In the United States, half of all women and one-third of all men will develop cancer in their lifetime. A similar rate has been reported for the United Kingdom and Ireland. Cancer arises when just one cell in the body loses control and starts to multiply in too large of quantities. But what causes a cell to “lose control”? One reason is the abnormal function of a protein called an integrin.
Integrins are proteins that are embedded inside the cell membrane, a thin lipid layer that surrounds the cell. The top part of an integrin sticks out of the outside of the cell where it establishes connections to molecules of the extracellular matrix (ECM). The bottom part of an integrin is connected to molecules on the inside of the cell. Normally, integrins function as connective “bridges” between cells and the extracellular environment. Therefore, integrins are responsible for sensing and communicating information in a two-way system from the outside-in and the inside-out of the cell. Through integrins, what happens outside of the cell, affects the actions of the inside of a cell and vice versa. In this way, integrins ensure a flow of information that orchestrates a normal cell’s activities, such as proliferation and survival.
Glycans (sugars) are important components of the ECM and are also found on the cell’s surface. You could say that integrins are surrounded by a “sweet” microenvironment. Therefore, glycans are an important structural part of the integrin ECM-cell bridge. Some glycans are directly attached to the top part of an integrin on the outside of the cell. Additionally, other glycans are attached to the extracellular molecules that integrins bind to. Glycans are fundamental in ensuring the correct interaction of integrins with the extracellular environment, and therefore the correct flow of information.
There is an increased presence of integrins in several cancers, and this is an unfortunate sign of poor survival rates in patients. The presence of further bridge connections results in the abnormal cell’s capacity to proliferate and migrate to other tissues leading to metastasis, the spread of cancer cells.

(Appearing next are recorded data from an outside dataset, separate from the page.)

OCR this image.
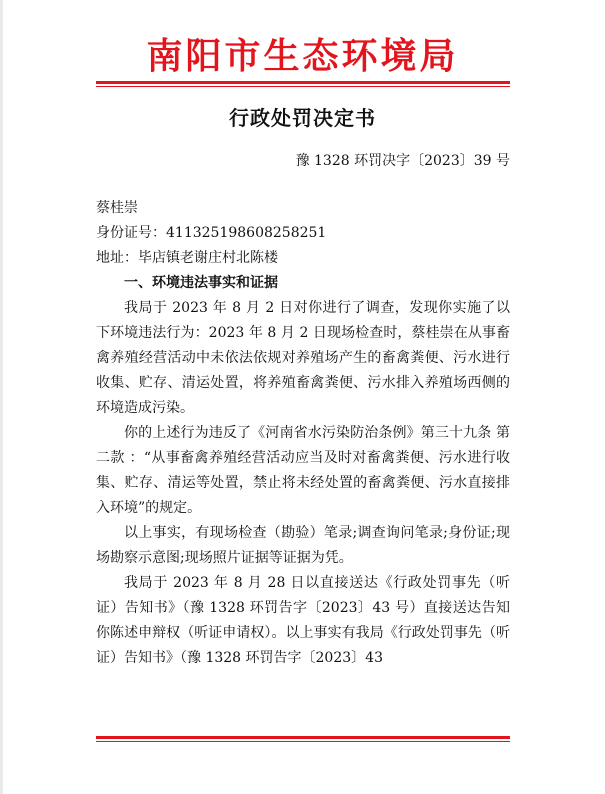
南阳市生态环境局
行政处罚决定书
豫 1328 环罚决字〔2023〕39 号
蔡桂崇
身份证号：411325198608258251
地址：毕店镇老谢庄村北陈楼
一、环境违法事实和证据

我局于 2023 年 8 月 2 日对你进行了调查，发现你实施了以下环境违法行为：2023 年 8 月 2 日现场检查时，蔡桂崇在从事畜禽养殖经营活动中未依法依规对养殖场产生的畜禽粪便、污水进行收集、贮存、清运处置，将养殖畜禽粪便、污水排入养殖场西侧的环境造成污染。

你的上述行为违反了《河南省水污染防治条例》第三十九条 第二款 ：“从事畜禽养殖经营活动应当及时对畜禽粪便、污水进行收集、贮存、清运等处置，禁止将未经处置的畜禽粪便、污水直接排入环境”的规定。

以上事实，有现场检查（勘验）笔录;调查询问笔录;身份证;现场勘察示意图;现场照片证据等证据为凭。

我局于 2023 年 8 月 28 日以直接送达《行政处罚事先（听证）告知书》（豫 1328 环罚告字〔2023〕43 号）直接送达告知你陈述申辩权（听证申请权）。以上事实有我局《行政处罚事先（听证）告知书》（豫 1328 环罚告字〔2023〕43
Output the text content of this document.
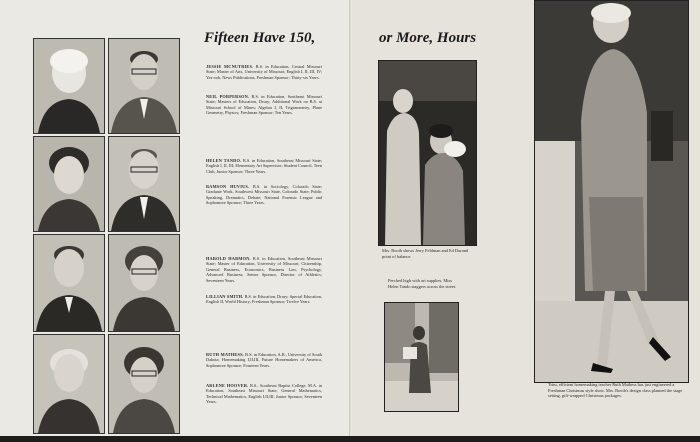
Fifteen Have 150,

JESSIE MCNUTRIES. B.S. in Education, Central Missouri State; Master of Arts, University of Missouri; English I, II, III, IV; Yes-ook, News Publications, Freshman Sponsor; Thirty-six Years.

NEIL PORPERSON. B.S. in Education, Southeast Missouri State; Masters of Education, Drury; Additional Work on B.S. at Missouri School of Mines; Algebra I, II, Trigonometry, Plane Geometry, Physics; Freshman Sponsor; Ten Years.

HELEN TANDO. B.S. in Education, Southeast Missouri State; English I, II, III; Elementary Art Supervisor; Student Council, Teen Club, Junior Sponsor; Three Years.

RAMSON HUVIUS. B.S. in Sociology, Colorado State; Graduate Work, Southwest Missouri State, Colorado State; Public Speaking, Dramatics, Debate; National Forensic League and Sophomore Sponsor; Three Years.

HAROLD HARMON. B.S. in Education, Southeast Missouri State; Master of Education, University of Missouri; Citizenship, General Business, Economics, Business Law, Psychology, Advanced Business; Senior Sponsor, Director of Athletics; Seventeen Years.

LILLIAN SMITH. B.S. in Education, Drury; Special Education, English II, World History; Freshman Sponsor; Twelve Years.

RUTH MATHESS. B.S. in Education, A.B., University of South Dakota; Homemaking I,II,III, Future Homemakers of America, Sophomore Sponsor; Fourteen Years.

ARLENE HOOVER. B.S., Southeast Baptist College; M.A. in Education, Southeast Missouri State; General Mathematics, Technical Mathematics, English I,II,III, Junior Sponsor; Seventeen Years.

or More, Hours

Mrs. Booth shows Jerry Feldman and Ed Durand point of balance.

Perched high with art supplies, Miss Helen Tando staggers across the street.

Trim, efficient homemaking teacher Ruth Mathess has just engineered a Freshman Christmas style show. Mrs. Booth's design class planned the stage setting, gift-wrapped Christmas packages.
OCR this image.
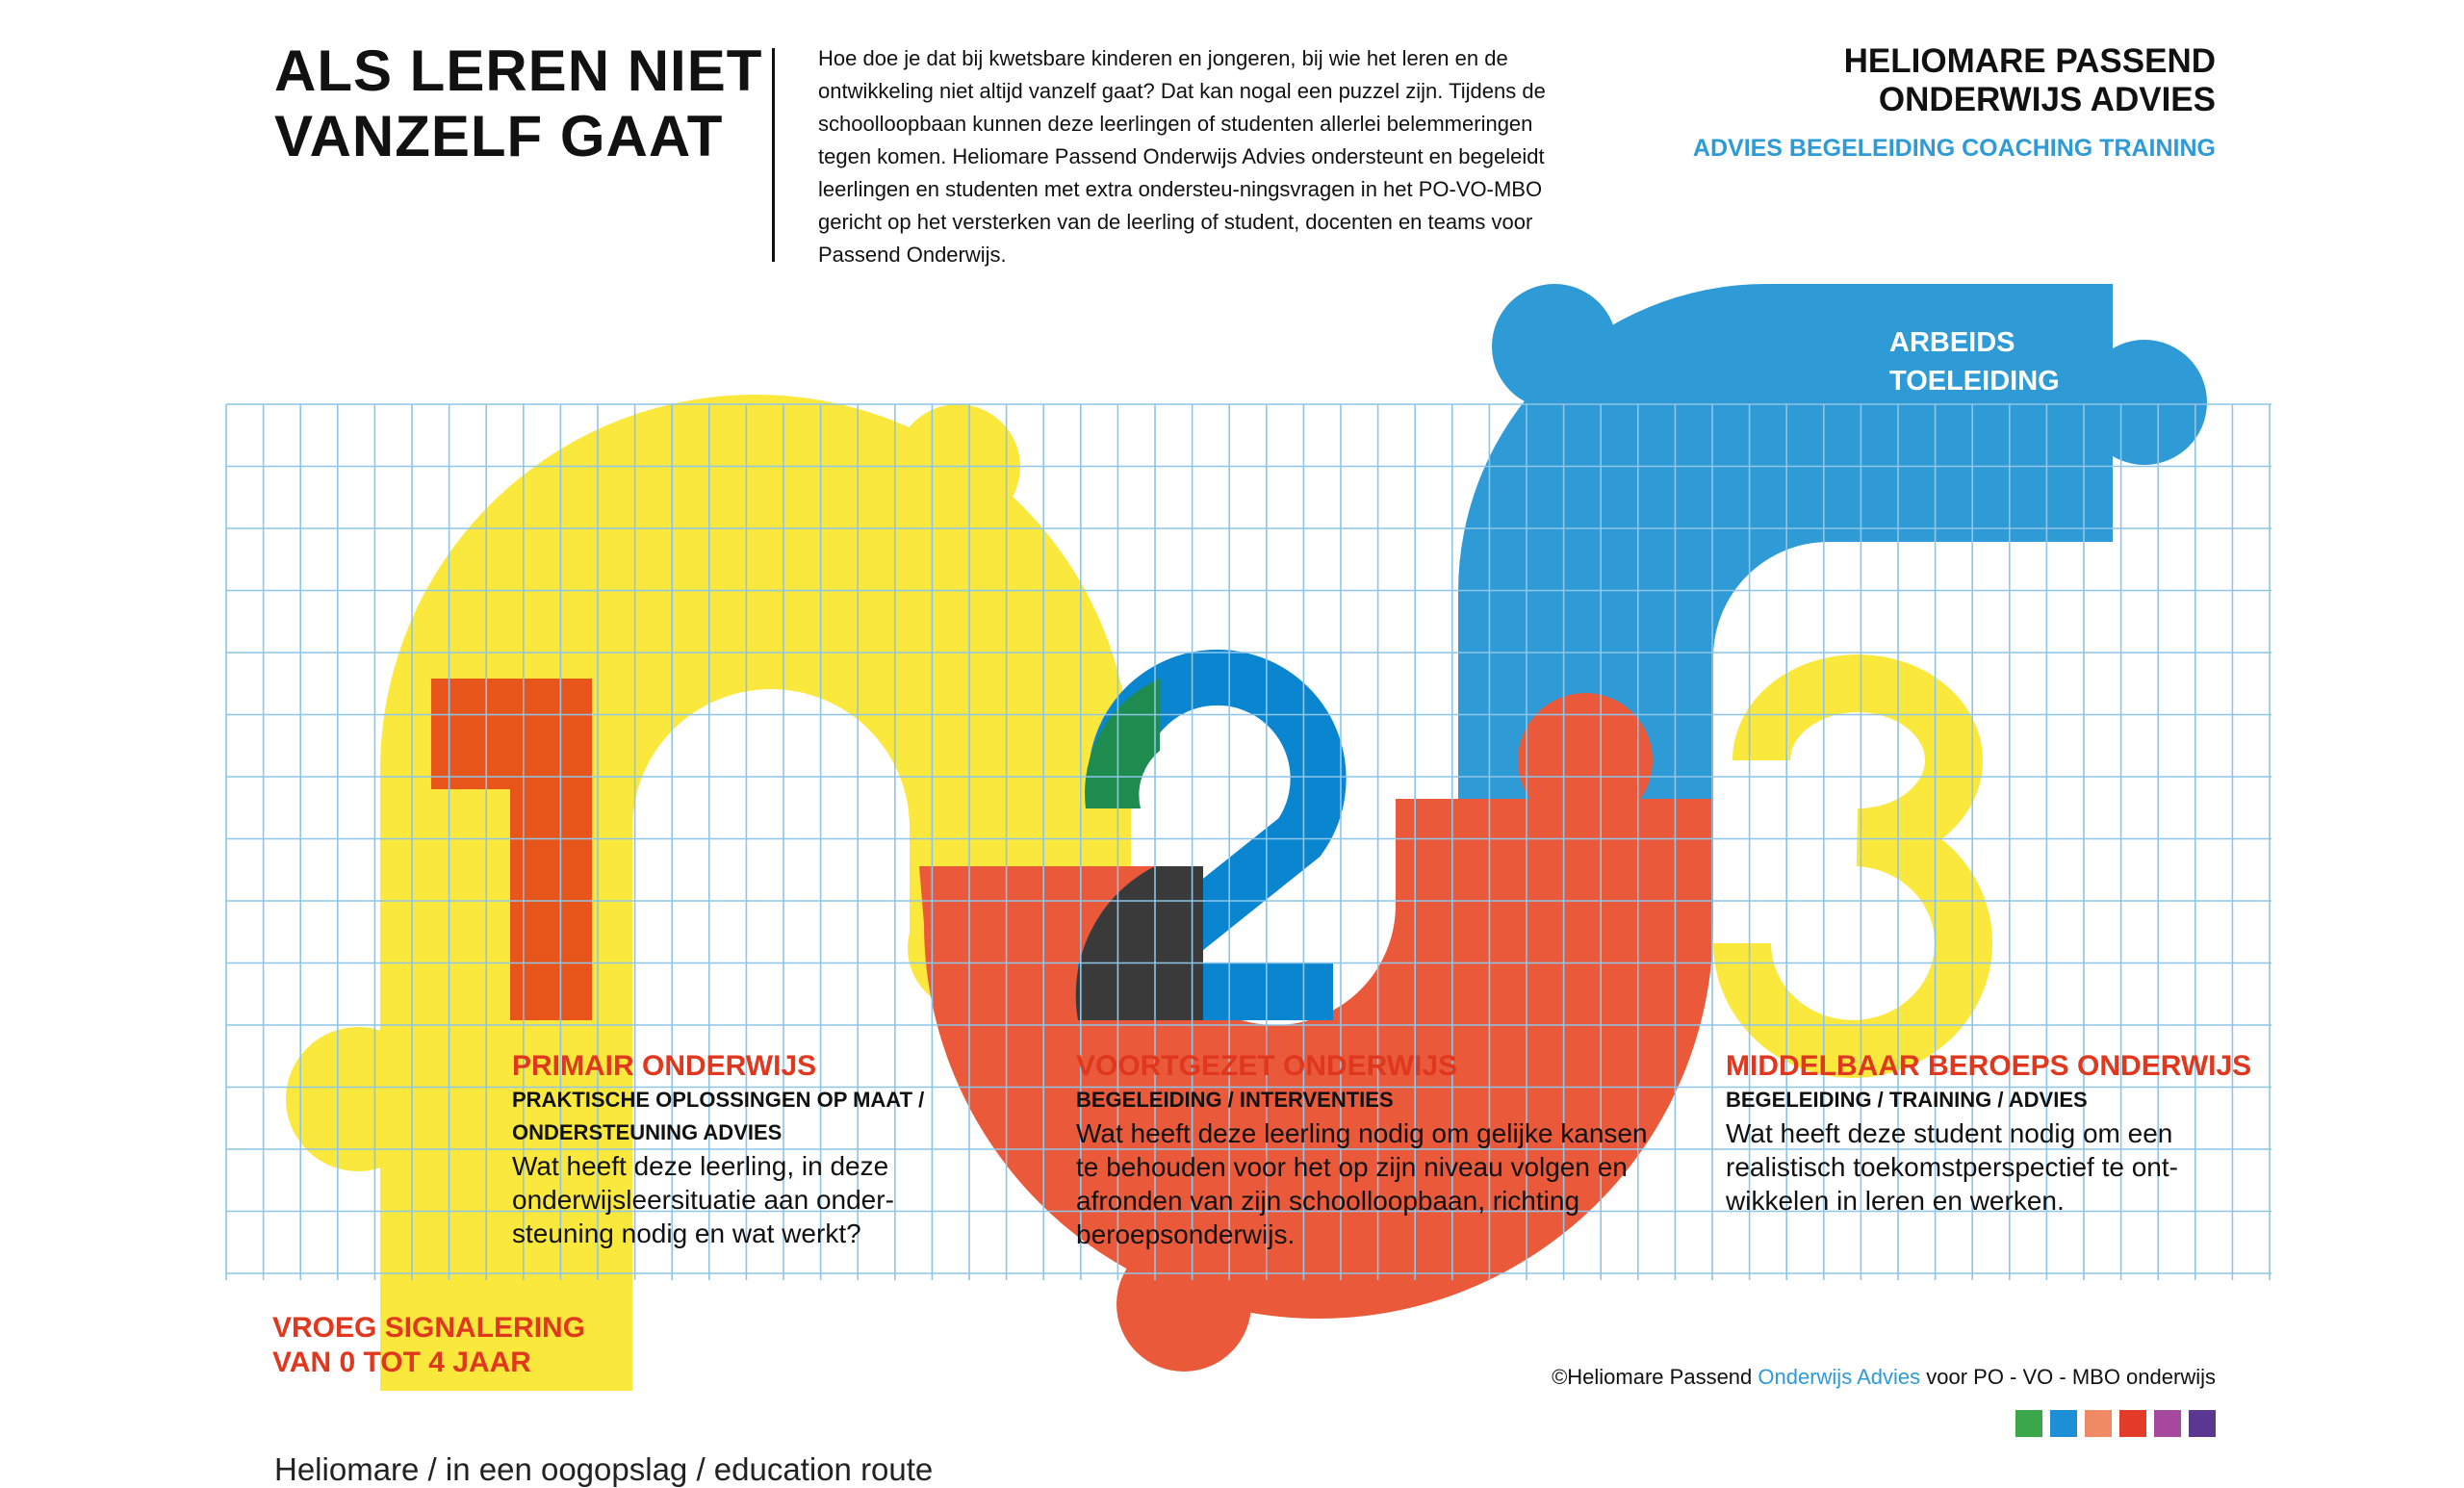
ALS LEREN NIET
VANZELF GAAT
Hoe doe je dat bij kwetsbare kinderen en jongeren, bij wie het leren en de ontwikkeling niet altijd vanzelf gaat? Dat kan nogal een puzzel zijn. Tijdens de schoolloopbaan kunnen deze leerlingen of studenten allerlei belemmeringen tegen komen. Heliomare Passend Onderwijs Advies ondersteunt en begeleidt leerlingen en studenten met extra ondersteu-ningsvragen in het PO-VO-MBO gericht op het versterken van de leerling of student, docenten en teams voor Passend Onderwijs.
HELIOMARE PASSEND
ONDERWIJS ADVIES
ADVIES BEGELEIDING COACHING TRAINING
ARBEIDS
TOELEIDING
PRIMAIR ONDERWIJS
PRAKTISCHE OPLOSSINGEN OP MAAT /
ONDERSTEUNING ADVIES
Wat heeft deze leerling, in deze onderwijsleersituatie aan onder-steuning nodig en wat werkt?
VOORTGEZET ONDERWIJS
BEGELEIDING / INTERVENTIES
Wat heeft deze leerling nodig om gelijke kansen te behouden voor het op zijn niveau volgen en afronden van zijn schoolloopbaan, richting beroepsonderwijs.
MIDDELBAAR BEROEPS ONDERWIJS
BEGELEIDING / TRAINING / ADVIES
Wat heeft deze student nodig om een realistisch toekomstperspectief te ont-wikkelen in leren en werken.
VROEG SIGNALERING
VAN 0 TOT 4 JAAR	©Heliomare Passend Onderwijs Advies voor PO - VO - MBO onderwijs
Heliomare / in een oogopslag / education route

In the last decade, it has also been observed that glycans have a crucial role in these bridge connections. In cancer, the alteration of glycan structures and quantities appears to have a negative effect on the functions of integrins. Changes in the glycans attached to an integrin influence the binding activities of the integrin, resulting in the cells to proliferate too much. The changes also compromise the integrin connections to the ECM, which makes the cells more capable of migrating and invading other tissues. Furthermore, alterations of the glycans that are attached to extracellular molecules can also influence the efficiencies of the bridges.
Grazia Marsico, a Ph.D. student at CĂšRAM, the Science Foundation Ireland Research Centre for Medical Devices at the National University of Ireland Galway, collected the fragmentary literature about this hot topic. In collaboration with Prof Laura Russo, Prof Fabio Quondamatteo and under the supervision of Prof Abhay Pandit, the review presented in Trends in Cancer describes how sugars can regulate the function of integrins in the cancer process. Particularly, the focus is on how both glycosylation of integrins and integrin interaction with the cancer glyco-microenvironment can regulate cancer progression. The review also gives an overview of the open questions in the field. Can abnormal glycan-integrin structures be used to diagnose cancer and/or determine patient prognosis? How can we use tumor-associated integrin glycans to improve cancer therapy? And ultimately, can targeting abnormal glycan-integrin structures offer a new strategy for developing new cancer treatment drugs?
These findings are described in the article entitled Glycosylation and Integrin Regulation in Cancer, recently published in the journal Trends in Cancer. This work was conducted by Grazia Marsico and Abhay Pandit from the National University of Ireland, Laura Russo from the Università degli studi di Milano-Bicocca, and Fabio Quondamatteo from the University of Glasgow.